Source: Cameroon Tribune

Anniversary Activities Ushers in Modernisation

Students have been called upon to be disciplined and hardworking on Friday, March 28.

"60 years is the year of change of activity." To Lycée Joss it is also a moment of innovating towards greater academic performance. The assessment was made at the closing of the 60th anniversary celebrations of the high school presided over by the SG at the Littoral Governor's Office, Ludovic Ngwba, in Bonanjo, on Friday, March 28. Activities organised by the institution's former students and incumbent administration spanned through February 14 to March 28. It was in 1954 that the high school saw the light of day.

The school's Principal, Louison Njoh Mbongue, said it has put in a particular touch to continue to play its leading role in training young people, improve learning, ease teaching, and climb the ladder of academic performance. According to the balance sheet of the activities, the school has registered modernisation of administration and pedagogy with the delegation of more powers to discipline masters.
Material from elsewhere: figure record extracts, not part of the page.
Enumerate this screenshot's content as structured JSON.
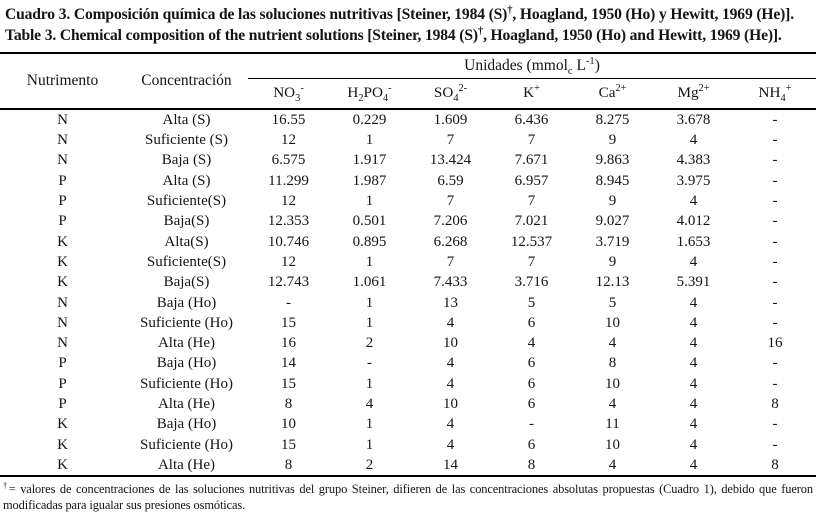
{
  "titles": {
    "es": "Cuadro 3. Composición química de las soluciones nutritivas [Steiner, 1984 (S)^†^, Hoagland, 1950 (Ho) y Hewitt, 1969 (He)].",
    "en": "Table 3. Chemical composition of the nutrient solutions [Steiner, 1984 (S)^†^, Hoagland, 1950 (Ho) and Hewitt, 1969 (He)]."
  },
  "table": {
    "headers": {
      "nutrient": "Nutrimento",
      "concentration": "Concentración",
      "units_group": "Unidades (mmol~c~ L^-1^)",
      "ions": [
        "NO~3~^-^",
        "H~2~PO~4~^-^",
        "SO~4~^2-^",
        "K^+^",
        "Ca^2+^",
        "Mg^2+^",
        "NH~4~^+^"
      ]
    },
    "rows": [
      {
        "nutrient": "N",
        "concentration": "Alta (S)",
        "values": [
          "16.55",
          "0.229",
          "1.609",
          "6.436",
          "8.275",
          "3.678",
          "-"
        ]
      },
      {
        "nutrient": "N",
        "concentration": "Suficiente (S)",
        "values": [
          "12",
          "1",
          "7",
          "7",
          "9",
          "4",
          "-"
        ]
      },
      {
        "nutrient": "N",
        "concentration": "Baja (S)",
        "values": [
          "6.575",
          "1.917",
          "13.424",
          "7.671",
          "9.863",
          "4.383",
          "-"
        ]
      },
      {
        "nutrient": "P",
        "concentration": "Alta (S)",
        "values": [
          "11.299",
          "1.987",
          "6.59",
          "6.957",
          "8.945",
          "3.975",
          "-"
        ]
      },
      {
        "nutrient": "P",
        "concentration": "Suficiente(S)",
        "values": [
          "12",
          "1",
          "7",
          "7",
          "9",
          "4",
          "-"
        ]
      },
      {
        "nutrient": "P",
        "concentration": "Baja(S)",
        "values": [
          "12.353",
          "0.501",
          "7.206",
          "7.021",
          "9.027",
          "4.012",
          "-"
        ]
      },
      {
        "nutrient": "K",
        "concentration": "Alta(S)",
        "values": [
          "10.746",
          "0.895",
          "6.268",
          "12.537",
          "3.719",
          "1.653",
          "-"
        ]
      },
      {
        "nutrient": "K",
        "concentration": "Suficiente(S)",
        "values": [
          "12",
          "1",
          "7",
          "7",
          "9",
          "4",
          "-"
        ]
      },
      {
        "nutrient": "K",
        "concentration": "Baja(S)",
        "values": [
          "12.743",
          "1.061",
          "7.433",
          "3.716",
          "12.13",
          "5.391",
          "-"
        ]
      },
      {
        "nutrient": "N",
        "concentration": "Baja (Ho)",
        "values": [
          "-",
          "1",
          "13",
          "5",
          "5",
          "4",
          "-"
        ]
      },
      {
        "nutrient": "N",
        "concentration": "Suficiente (Ho)",
        "values": [
          "15",
          "1",
          "4",
          "6",
          "10",
          "4",
          "-"
        ]
      },
      {
        "nutrient": "N",
        "concentration": "Alta (He)",
        "values": [
          "16",
          "2",
          "10",
          "4",
          "4",
          "4",
          "16"
        ]
      },
      {
        "nutrient": "P",
        "concentration": "Baja (Ho)",
        "values": [
          "14",
          "-",
          "4",
          "6",
          "8",
          "4",
          "-"
        ]
      },
      {
        "nutrient": "P",
        "concentration": "Suficiente (Ho)",
        "values": [
          "15",
          "1",
          "4",
          "6",
          "10",
          "4",
          "-"
        ]
      },
      {
        "nutrient": "P",
        "concentration": "Alta (He)",
        "values": [
          "8",
          "4",
          "10",
          "6",
          "4",
          "4",
          "8"
        ]
      },
      {
        "nutrient": "K",
        "concentration": "Baja (Ho)",
        "values": [
          "10",
          "1",
          "4",
          "-",
          "11",
          "4",
          "-"
        ]
      },
      {
        "nutrient": "K",
        "concentration": "Suficiente (Ho)",
        "values": [
          "15",
          "1",
          "4",
          "6",
          "10",
          "4",
          "-"
        ]
      },
      {
        "nutrient": "K",
        "concentration": "Alta (He)",
        "values": [
          "8",
          "2",
          "14",
          "8",
          "4",
          "4",
          "8"
        ]
      }
    ]
  },
  "footnote": "^†^= valores de concentraciones de las soluciones nutritivas del grupo Steiner, difieren de las concentraciones absolutas propuestas (Cuadro 1), debido que fueron modificadas para igualar sus presiones osmóticas.",
  "colors": {
    "text": "#141414",
    "rule": "#000000",
    "background": "#ffffff"
  }
}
Henceforth, courses will be offered online to students when necessary. A multimedia centre connected to optical fibres has been set up in partnership with Camtel, and a monument baptised "60th Anniversary Monument" symbolising the "baobab" have been constructed in front of the institution's Administrative Block. The ex-students also created an association called General Association of Lycée Joss Students, March 15, and a website is in the making.

In corroboration, first batch student Chi Asafor Cornelius, Provisional President of the association, revealed that ex-students of the school occupy all sectors of activities in the country. He encouraged present and future students to take their example of overcoming obstacles, accepting constraints, adhere to cult of effort, hard work, believe their teachers and pursue academic, cultural and sports excellence. Without this, he revealed, their life would not know success as it is today. Menanga Henriette, first woman and the woman so far to have been at the helm of the high school, says a proper teaching-learning process can only take place in a disciplined environment.